Multiple specialized reviewers (security, database, API contracts, performance) evaluate the same artifact independently. An orchestrator consolidates the results.

Consolidation rule: the final verdict is the worst across all reviewers.

Any NO-GO → consolidated NO-GO
Any CONDITIONAL (no NO-GO) → consolidated CONDITIONAL
All GO → consolidated GO

Each reviewer stays within its domain. The security reviewer doesn’t comment on naming. The database reviewer doesn’t flag API design. Scope boundaries prevent context dilution.

Humans make final decisions. Reviewers surface concerns. They never approve or reject.

The framework defines what to evaluate and how to classify it. For how to wire automated checks into the agent’s working loop — linters after each edit, type checkers incrementally, tests before task completion — see Harness Engineering. The harness is the runtime enforcement. The severity gate is the judgment layer on top.

Gates for Planning, Not Just Code

The highest-value gate is not on the pull request. It’s on the plan.

Fixing a wrong decision in a design document costs minutes. Fixing it after implementation costs days — sometimes weeks, if other features built on top of it. When agents can implement a feature overnight, a wrong decision in the spec becomes wrong code by morning.

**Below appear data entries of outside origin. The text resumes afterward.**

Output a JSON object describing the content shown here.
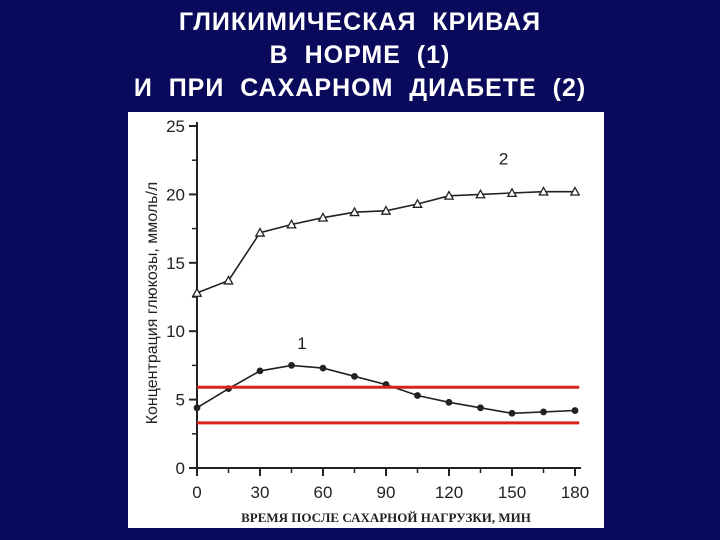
{
  "title": {
    "line1": "ГЛИКИМИЧЕСКАЯ  КРИВАЯ",
    "line2": "В  НОРМЕ  (1)",
    "line3": "И  ПРИ  САХАРНОМ  ДИАБЕТЕ  (2)"
  },
  "colors": {
    "background": "#0a0a5c",
    "title_text": "#ffffff",
    "panel": "#ffffff",
    "ink": "#222222",
    "reference_lines": "#d9231d"
  },
  "chart_data": {
    "type": "line",
    "xlabel": "ВРЕМЯ ПОСЛЕ САХАРНОЙ НАГРУЗКИ, МИН",
    "ylabel": "Концентрация глюкозы, ммоль/л",
    "xlim": [
      0,
      180
    ],
    "ylim": [
      0,
      25
    ],
    "xticks": [
      "0",
      "30",
      "60",
      "90",
      "120",
      "150",
      "180"
    ],
    "yticks": [
      "0",
      "5",
      "10",
      "15",
      "20",
      "25"
    ],
    "grid": false,
    "series": [
      {
        "name": "1",
        "marker": "circle",
        "x": [
          0,
          15,
          30,
          45,
          60,
          75,
          90,
          105,
          120,
          135,
          150,
          165,
          180
        ],
        "y": [
          4.4,
          5.8,
          7.1,
          7.5,
          7.3,
          6.7,
          6.1,
          5.3,
          4.8,
          4.4,
          4.0,
          4.1,
          4.2
        ]
      },
      {
        "name": "2",
        "marker": "triangle",
        "x": [
          0,
          15,
          30,
          45,
          60,
          75,
          90,
          105,
          120,
          135,
          150,
          165,
          180
        ],
        "y": [
          12.8,
          13.7,
          17.2,
          17.8,
          18.3,
          18.7,
          18.8,
          19.3,
          19.9,
          20.0,
          20.1,
          20.2,
          20.2
        ]
      }
    ],
    "annotations": [
      {
        "text": "1",
        "x": 50,
        "y": 8.7
      },
      {
        "text": "2",
        "x": 146,
        "y": 22.2
      }
    ],
    "reference_lines": [
      {
        "y": 5.9,
        "x_start": 0,
        "x_end": 182
      },
      {
        "y": 3.3,
        "x_start": 0,
        "x_end": 182
      }
    ]
  }
}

The review framework applies to any artifact:

System design — module boundaries, data flows, dependency direction
API contracts — backward compatibility, schema breaking changes
Migration plans — rollback strategy, step ordering, data safety
Task specs — scope clarity, enough detail for unsupervised execution

Many of these checks can be automated as fitness functions — automated tests that protect structural properties. “No cross-module imports,” “API schema changes must not break clients,” “dependencies flow in one direction.” When a fitness function fails, it becomes a finding in the severity-gated review.

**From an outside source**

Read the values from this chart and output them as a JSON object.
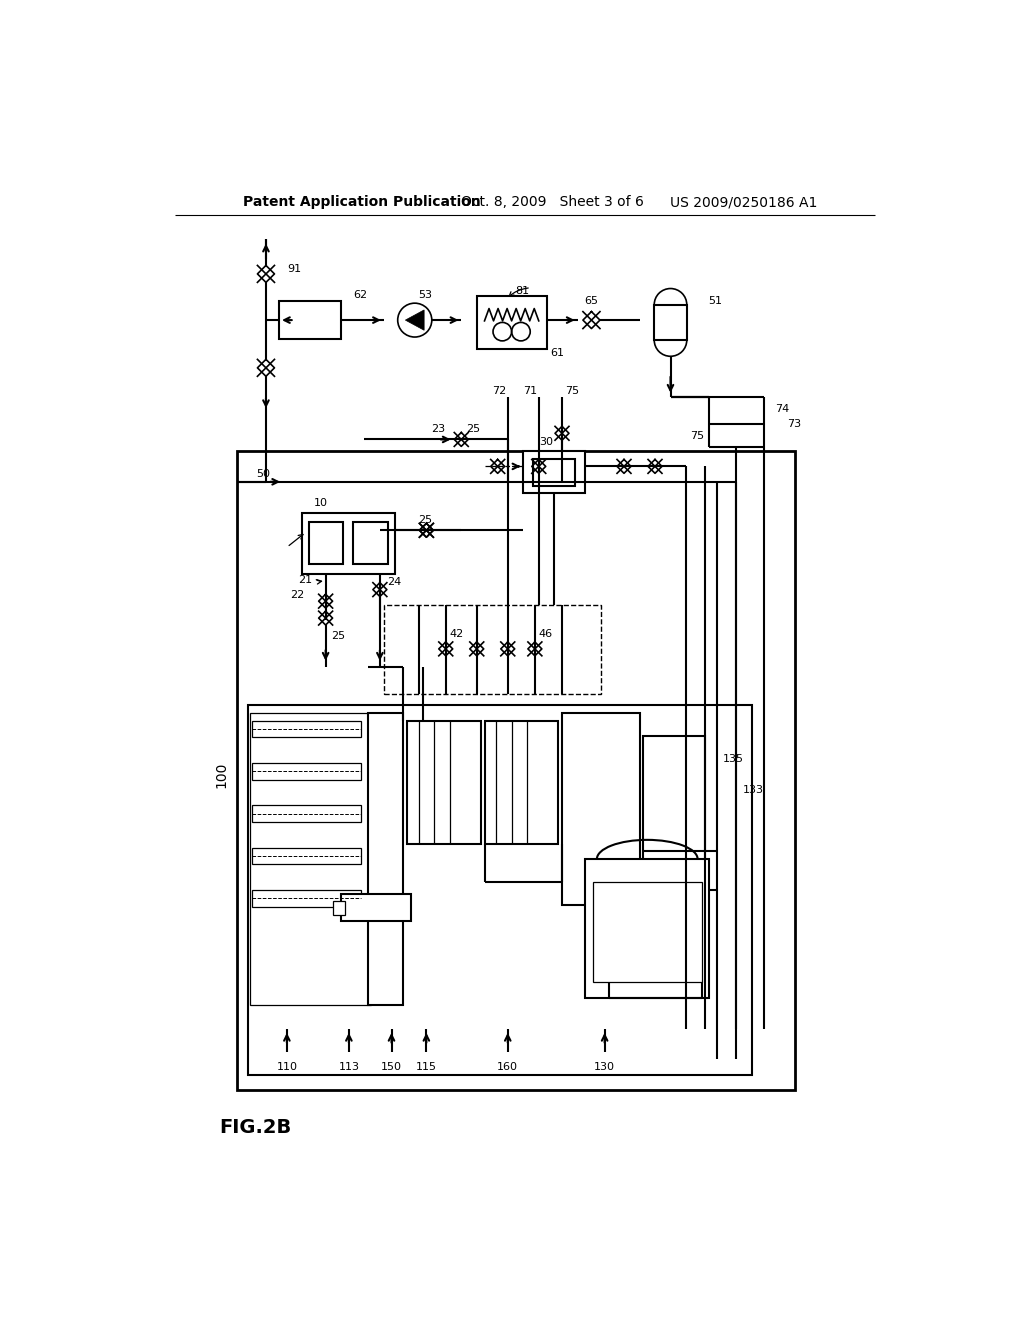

This is where the frameworks connect:

Stage-Gate structures the design into phases. Red Team challenges the design at each gate. Severity-gated review classifies what the challenge finds.

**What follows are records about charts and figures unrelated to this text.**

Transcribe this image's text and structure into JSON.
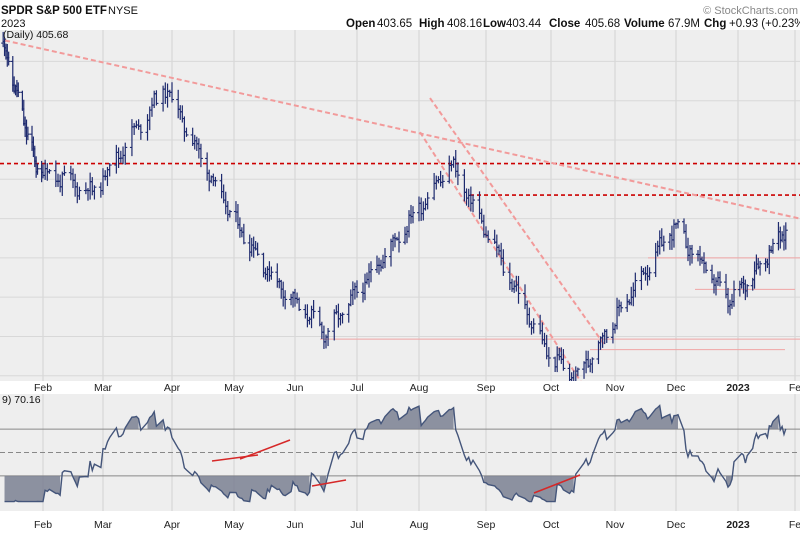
{
  "header": {
    "title": "SPDR S&P 500 ETF",
    "exchange": "NYSE",
    "date": "2023",
    "watermark": "© StockCharts.com",
    "stats": [
      {
        "label": "Open",
        "value": "403.65"
      },
      {
        "label": "High",
        "value": "408.16"
      },
      {
        "label": "Low",
        "value": "403.44"
      },
      {
        "label": "Close",
        "value": "405.68"
      },
      {
        "label": "Volume",
        "value": "67.9M"
      },
      {
        "label": "Chg",
        "value": "+0.93 (+0.23%)"
      }
    ]
  },
  "price_panel": {
    "legend": "(Daily) 405.68"
  },
  "rsi_panel": {
    "legend": "9) 70.16",
    "levels": [
      70,
      50,
      30
    ]
  },
  "colors": {
    "bars": "#1e2a6e",
    "panel_bg": "#eeeeee",
    "trend": "#f29a9a",
    "level": "#cc0000",
    "rsi_line": "#44557a",
    "rsi_fill": "#7a8092",
    "rsi_div": "#d62828"
  },
  "chart_data": [
    {
      "type": "ohlc",
      "title": "SPDR S&P 500 ETF (Daily)",
      "x_tick_labels": [
        "Feb",
        "Mar",
        "Apr",
        "May",
        "Jun",
        "Jul",
        "Aug",
        "Sep",
        "Oct",
        "Nov",
        "Dec",
        "2023",
        "Fe"
      ],
      "x_ticks_data_position_month_index": [
        1,
        2,
        3,
        4,
        5,
        6,
        7,
        8,
        9,
        10,
        11,
        12,
        13
      ],
      "y_range_approx": [
        348,
        482
      ],
      "monthly_path_approx": [
        {
          "date": "2022-01-03",
          "price": 477
        },
        {
          "date": "2022-01-27",
          "price": 430
        },
        {
          "date": "2022-02-24",
          "price": 420
        },
        {
          "date": "2022-03-29",
          "price": 460
        },
        {
          "date": "2022-04-29",
          "price": 412
        },
        {
          "date": "2022-05-20",
          "price": 388
        },
        {
          "date": "2022-06-16",
          "price": 366
        },
        {
          "date": "2022-07-29",
          "price": 411
        },
        {
          "date": "2022-08-16",
          "price": 431
        },
        {
          "date": "2022-09-30",
          "price": 358
        },
        {
          "date": "2022-10-13",
          "price": 349
        },
        {
          "date": "2022-11-30",
          "price": 407
        },
        {
          "date": "2022-12-28",
          "price": 378
        },
        {
          "date": "2023-01-27",
          "price": 405.68
        }
      ],
      "horizontal_levels": [
        431,
        419
      ],
      "trendlines": [
        "falling resistance from Jan high",
        "steep channel Aug–Oct"
      ]
    },
    {
      "type": "line",
      "title": "RSI",
      "current": 70.16,
      "levels": [
        70,
        50,
        30
      ],
      "y_range": [
        0,
        100
      ]
    }
  ]
}
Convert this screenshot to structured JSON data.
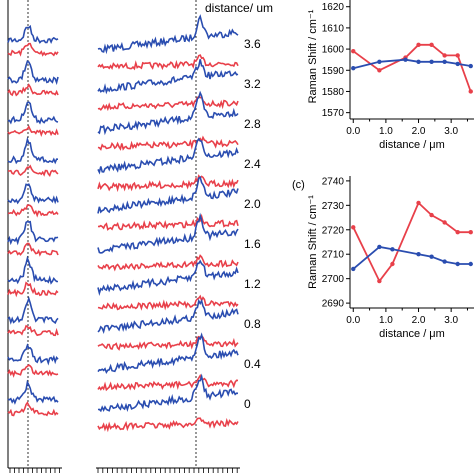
{
  "colors": {
    "red": "#e8404a",
    "blue": "#2a4db0",
    "axis": "#000000"
  },
  "figure_header": {
    "distance_label": "distance/ um"
  },
  "chart_data": [
    {
      "type": "line",
      "name": "stacked-spectra",
      "row_labels": [
        "3.6",
        "3.2",
        "2.8",
        "2.4",
        "2.0",
        "1.6",
        "1.2",
        "0.8",
        "0.4",
        "0"
      ]
    },
    {
      "type": "line",
      "panel_label": "",
      "xlabel": "distance / μm",
      "ylabel": "Raman Shift / cm⁻¹",
      "xlim": [
        -0.1,
        3.7
      ],
      "ylim": [
        1567,
        1626
      ],
      "yticks": [
        1570,
        1580,
        1590,
        1600,
        1610,
        1620
      ],
      "xticks": [
        "0.0",
        "1.0",
        "2.0",
        "3.0"
      ],
      "x": [
        0,
        0.8,
        1.6,
        2.0,
        2.4,
        2.8,
        3.2,
        3.6
      ],
      "series": [
        {
          "color": "red",
          "values": [
            1599,
            1590,
            1596,
            1602,
            1602,
            1597,
            1597,
            1580
          ]
        },
        {
          "color": "blue",
          "values": [
            1591,
            1594,
            1595,
            1594,
            1594,
            1594,
            1593,
            1592
          ]
        }
      ]
    },
    {
      "type": "line",
      "panel_label": "(c)",
      "xlabel": "distance / μm",
      "ylabel": "Raman Shift / cm⁻¹",
      "xlim": [
        -0.1,
        3.7
      ],
      "ylim": [
        2688,
        2742
      ],
      "yticks": [
        2690,
        2700,
        2710,
        2720,
        2730,
        2740
      ],
      "xticks": [
        "0.0",
        "1.0",
        "2.0",
        "3.0"
      ],
      "x": [
        0,
        0.8,
        1.2,
        2.0,
        2.4,
        2.8,
        3.2,
        3.6
      ],
      "series": [
        {
          "color": "red",
          "values": [
            2721,
            2699,
            2706,
            2731,
            2726,
            2723,
            2719,
            2719
          ]
        },
        {
          "color": "blue",
          "values": [
            2704,
            2713,
            2712,
            2710,
            2709,
            2707,
            2706,
            2706
          ]
        }
      ]
    }
  ]
}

Review the thinking before you review the code. The expensive mistakes are never syntax errors. They are wrong decisions that got implemented correctly.

The Day-Night Shift

Day-Night Shift workflow: prepare specs during the day, agents execute in parallel at night, evaluate results in the morning

This framework enables a workflow that would be impossible without structured trust in planning output.

Day: Engineers prepare specifications. Design documents go through severity-gated review. Adversarial interrogation challenges assumptions. Iterate until the verdict is GO.

Night: Agents execute. Multiple features in parallel. Each works from a reviewed specification. No supervision needed — the planning has been stress-tested.

Morning: Engineers evaluate results. Implementation review checks that code follows the contracts in the spec. Module boundaries respected? API matches schema? Tests cover the defined behavior?

The day-night shift only works when planning output is trusted enough for unsupervised execution. The review framework creates that trust.

Running 10 features in parallel overnight instead of 1 with constant supervision — that is the unlock. But it requires a structured evaluation layer that most teams don’t have.

The Methodology Is Not New

Fagan solved this in 1976. What changed is the volume. AI agents generate more artifacts, faster, across more domains. The need for structured evaluation didn’t decrease — it increased.

More context doesn’t make agents reliable. Structured evaluation does. The answer to “how do I trust AI output” is not a better prompt. It’s a better gate.

References

Design Inspections to Reduce Errors in Program Development — Michael Fagan, IBM Systems Journal, 1976. The original severity-classified inspection methodology.
Winning at New Products — Robert Cooper, 1990. Stage-Gate framework for phased development with decision gates.
Performing a Project Pre-Mortem — Gary Klein, Harvard Business Review, 2007. Prospective hindsight for risk identification.
Minions: Stripe’s One-Shot, End-to-End Coding Agents — Stripe Engineering. Blueprint architecture with deterministic and agentic nodes.
Modern Code Review: A Case Study at Google — Sadowski et al., ICSE 2018. How Google’s Critique system standardizes review severity.